The sensitivity of each input parameter \(x_{i}\) on the PPV \(x_{j}\) was then computed using Eq. (38).

$$s_{ij} = \frac{{\left| {\sum\nolimits_{k = 1}^{p} {x_{ik} x_{jk} } } \right|}}{{\sqrt {\left( {\sum\nolimits_{k = 1}^{p} {x_{ik}^{2} } } \right)\left( {\sum\nolimits_{k = 1}^{p} {x_{jk}^{2} } } \right)} }}$$
(38)

The computed sensitivity index for each of the input parameters is presented in Table 11 and is graphically illustrated in Fig. 23. With reference to Table 11 and Fig. 23, it can be noticed that the most influential parameter on the PPV was the powder factor and thus had the highest sensitivity index of 0.9452. This was closely followed by the maximum instantaneous charge, hole depth, number of blast holes, and the distance from the monitoring point and the blast face in decreasing order of influence. It is well established in the literature that distance from the monitoring point to the blast face is a very sensitive parameter to PPV estimation. However, in this study, it can be observed that it was the least sensitive to PPV estimation among various input parameters considered. This is due to the wide range of distance values (573 to 1500 m) recorded for the study.
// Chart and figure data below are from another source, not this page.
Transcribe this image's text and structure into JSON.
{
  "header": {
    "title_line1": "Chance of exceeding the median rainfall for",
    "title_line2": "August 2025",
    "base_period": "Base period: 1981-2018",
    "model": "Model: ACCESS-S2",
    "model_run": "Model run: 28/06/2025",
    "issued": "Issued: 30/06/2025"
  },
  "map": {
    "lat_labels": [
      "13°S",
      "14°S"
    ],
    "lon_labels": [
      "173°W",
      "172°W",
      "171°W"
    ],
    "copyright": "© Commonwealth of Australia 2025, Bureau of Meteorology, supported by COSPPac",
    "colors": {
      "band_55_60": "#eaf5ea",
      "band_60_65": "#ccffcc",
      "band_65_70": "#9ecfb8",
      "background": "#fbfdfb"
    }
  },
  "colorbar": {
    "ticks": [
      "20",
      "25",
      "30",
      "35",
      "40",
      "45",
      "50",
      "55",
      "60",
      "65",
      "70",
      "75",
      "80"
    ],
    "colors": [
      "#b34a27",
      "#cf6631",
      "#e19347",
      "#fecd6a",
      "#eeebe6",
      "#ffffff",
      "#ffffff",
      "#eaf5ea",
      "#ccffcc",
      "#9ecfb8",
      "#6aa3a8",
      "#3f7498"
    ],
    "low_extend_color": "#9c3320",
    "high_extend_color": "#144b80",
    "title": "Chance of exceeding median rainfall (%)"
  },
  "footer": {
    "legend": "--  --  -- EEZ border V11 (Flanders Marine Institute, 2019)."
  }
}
Table 11 Sensitivity index for various input parameters
Fig. 23
figure 23

Strength of relationship between input parameters and PPV

6 Conclusions

In this study, the self-adaptive differential evolutionary extreme learning machine (SaDE-ELM) has been proposed as a novel approach for the prediction of blast-induced ground vibration. To comprehensively assess the performance of the SaDE-ELM, the basic ELM, KELM, three benchmark computational intelligent approaches (BPNN, RBFNN and GRNN) and five empirical approaches (Langefors–Kihlstrom, CMRI, Ambrasey–Hendron, Indian Standard and USBM) were applied. The obtained comparison results based on various performance indicators showed that the proposed SaDE-ELM approach was superior and more accurate in predicting blast-induced ground vibration than the other competing models. This was evident in the SaDE-ELM achieving the lowest MSE value 0.01942 and the highest NSEI and R values of 0.7537 and 0.8711, respectively. The other artificial intelligent approaches of ELM, KELM, BPNN, RBFNN and GRNN had MSE, R and NSEI in the ranges of (0.02166–0.03006), (0.8012–0.8537) and (0.6188–0.7254), respectively. The empirical approaches performed poorly relative to the artificial intelligence approaches by having had MSE, R and NSEI in the ranges of (0.03419–0.06587), (0.7466–0.7833) and (0.1649–0.5665), respectively. Furthermore, the computed BIC values for various methods showed that the SaDE-ELM approach had the lowest value of − 293.40 and thus was selected for the prediction of blast-induced ground vibration in this study. With the method demonstrating good prediction accuracy, it was concluded that the proposed SaDE-ELM model has high potential to be used by the mining and civil engineering industry for accurate and effective on-site prediction of blast-induced ground vibration. The empirical models performed poorly relative to the computational intelligent approaches. Sensitivity analysis conducted on the input parameters showed that powder factor and maximum instantaneous charge were the most influential parameters on the levels of blast-induced ground vibration. For future studies, the BPNN, GRNN and RBFNN can be optimised by the SaDE algorithm to ascertain the superiority of the resulting hybrid model.